Mein Kopf glich einer Fahne im Wind. Ich floh von Gedanke zu Gedanke, obwohl mir die absurdesten Dinge durch den Kopf gingen. Da mein Kopf immer verrücktere Gedanken beherbergte, hätte ich beinahe glauben können, dass jemand wegen mir hätte sterben können, wenn ich nicht alles zig Male überprüft hätte.
Bald kam mir der Gedanke, dass es Medikamente gibt, die meine Zwangsstörung unterdrücken könnten. Wenn mir aber ein Psychiater davon erzählte, wollte ich das nicht hören. Wenn ich anders gehandelt hätte, wäre ich Gefahr gelaufen, diese wunderbare Neurose nicht mehr genießen zu können.
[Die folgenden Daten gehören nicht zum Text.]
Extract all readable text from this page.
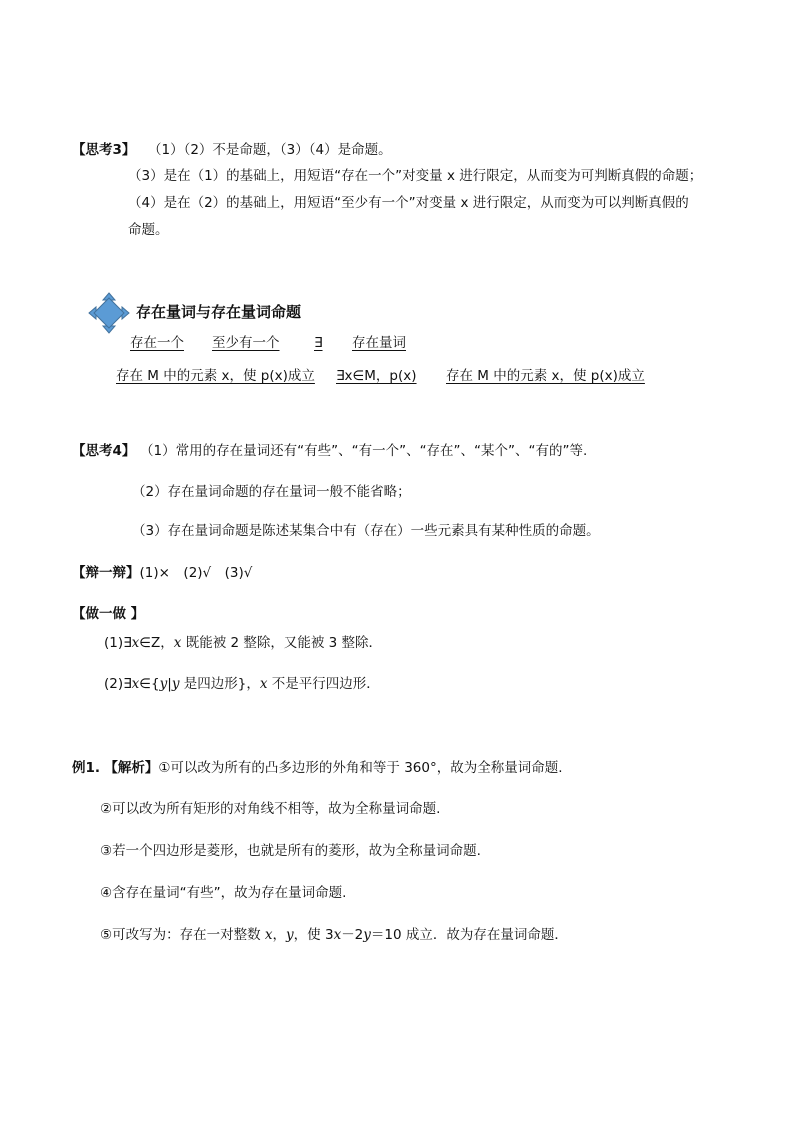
【思考3】 （1）（2）不是命题，（3）（4）是命题。
（3）是在（1）的基础上，用短语“存在一个”对变量 x 进行限定，从而变为可判断真假的命题；
（4）是在（2）的基础上，用短语“至少有一个”对变量 x 进行限定，从而变为可以判断真假的
命题。
存在量词与存在量词命题
存在一个 至少有一个	∃ 存在量词
存在 M 中的元素 x，使 p(x)成立 ∃x∈M，p(x) 存在 M 中的元素 x，使 p(x)成立
【思考4】 （1）常用的存在量词还有“有些”、“有一个”、“存在”、“某个”、“有的”等.
（2）存在量词命题的存在量词一般不能省略；
（3）存在量词命题是陈述某集合中有（存在）一些元素具有某种性质的命题。
【辩一辩】(1)×　(2)√　(3)√
【做一做 】
(1)∃x∈Z，x 既能被 2 整除，又能被 3 整除．
(2)∃x∈{y|y 是四边形}，x 不是平行四边形．
例1. 【解析】①可以改为所有的凸多边形的外角和等于 360°，故为全称量词命题.
②可以改为所有矩形的对角线不相等，故为全称量词命题.
③若一个四边形是菱形，也就是所有的菱形，故为全称量词命题.
④含存在量词“有些”，故为存在量词命题.
⑤可改写为：存在一对整数 x，y，使 3x－2y＝10 成立．故为存在量词命题．
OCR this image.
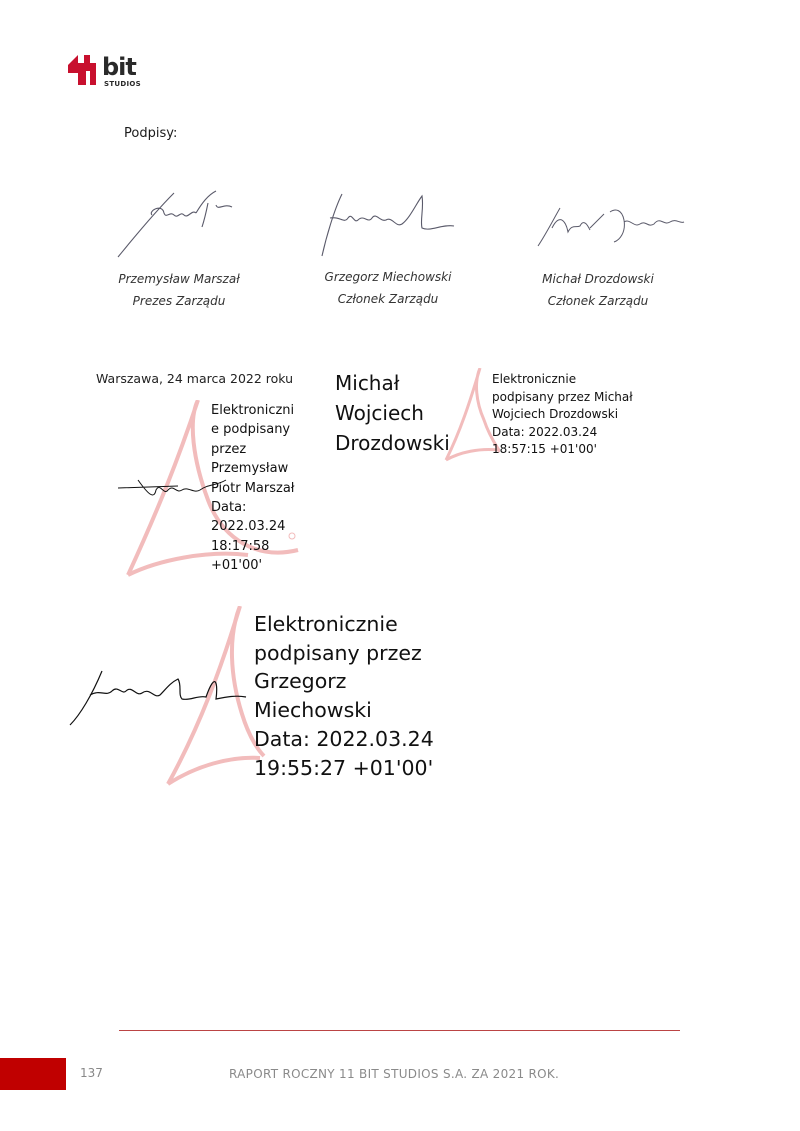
bit
STUDIOS
Podpisy:
Przemysław Marszał
Prezes Zarządu
Grzegorz Miechowski
Członek Zarządu
Michał Drozdowski
Członek Zarządu
Warszawa, 24 marca 2022 roku
Elektroniczni
e podpisany
przez
Przemysław
Piotr Marszał
Data:
2022.03.24
18:17:58
+01'00'
Michał
Wojciech
Drozdowski
Elektronicznie
podpisany przez Michał
Wojciech Drozdowski
Data: 2022.03.24
18:57:15 +01'00'
Elektronicznie
podpisany przez
Grzegorz
Miechowski
Data: 2022.03.24
19:55:27 +01'00'
137	RAPORT ROCZNY 11 BIT STUDIOS S.A. ZA 2021 ROK.
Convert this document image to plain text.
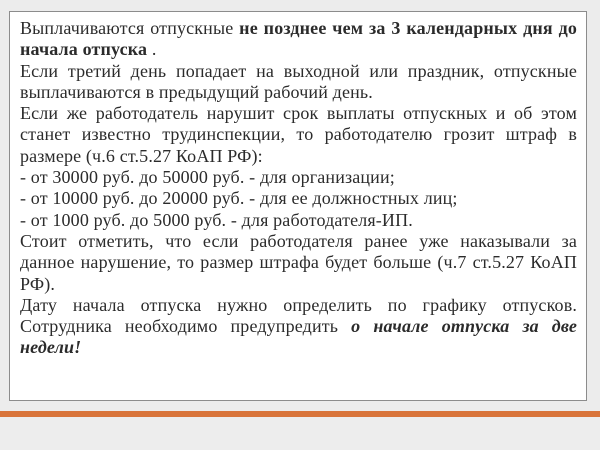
Выплачиваются отпускные не позднее чем за 3 календарных дня до начала отпуска .

Если третий день попадает на выходной или праздник, отпускные выплачиваются в предыдущий рабочий день.

Если же работодатель нарушит срок выплаты отпускных и об этом станет известно трудинспекции, то работодателю грозит штраф в размере (ч.6 ст.5.27 КоАП РФ):

- от 30000 руб. до 50000 руб. - для организации;

- от 10000 руб. до 20000 руб. - для ее должностных лиц;

- от 1000 руб. до 5000 руб. - для работодателя-ИП.

Стоит отметить, что если работодателя ранее уже наказывали за данное нарушение, то размер штрафа будет больше (ч.7 ст.5.27 КоАП РФ).

Дату начала отпуска нужно определить по графику отпусков. Сотрудника необходимо предупредить о начале отпуска за две недели!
Ich müsste mich mit den Schwierigkeiten und den unvorhersehbaren Dingen des Lebens auseinandersetzen, akzeptieren, dass es nicht perfekt ist, würde nicht länger ein hochachtungsvoller Mensch sein und müsste wie jeder andere Sterbliche leben.
Zum Schluss…
Wie wir gesehen haben, beginnt eine Zwangsstörung normalerweise unauffällig und schränkt einen Menschen anfangs nicht ein. Das Problem kommt dann zum Vorschein, wenn sie die Oberhand gewinnt und unseren Verstand mit absurden Gedanken nährt. Gedanken, die uns dazu bringen, zwanghafte Verhaltensweisen zu entwickeln, die einem Gefühl von Angst nur kurzzeitig entgegenwirken, wodurch sie auf lange Sicht nur noch größer wird.
Nachdem du diesen natürlich fiktiv geschriebenen Artikel gelesen hast, kannst du nun besser verstehen, dass es Menschen, die unter dieser Persönlichkeitsstörung leiden, in der Tat schlecht geht. Darüber hinaus weißt du nun, was du tun musst, damit du selbst keine Zwangsstörung entwickelst.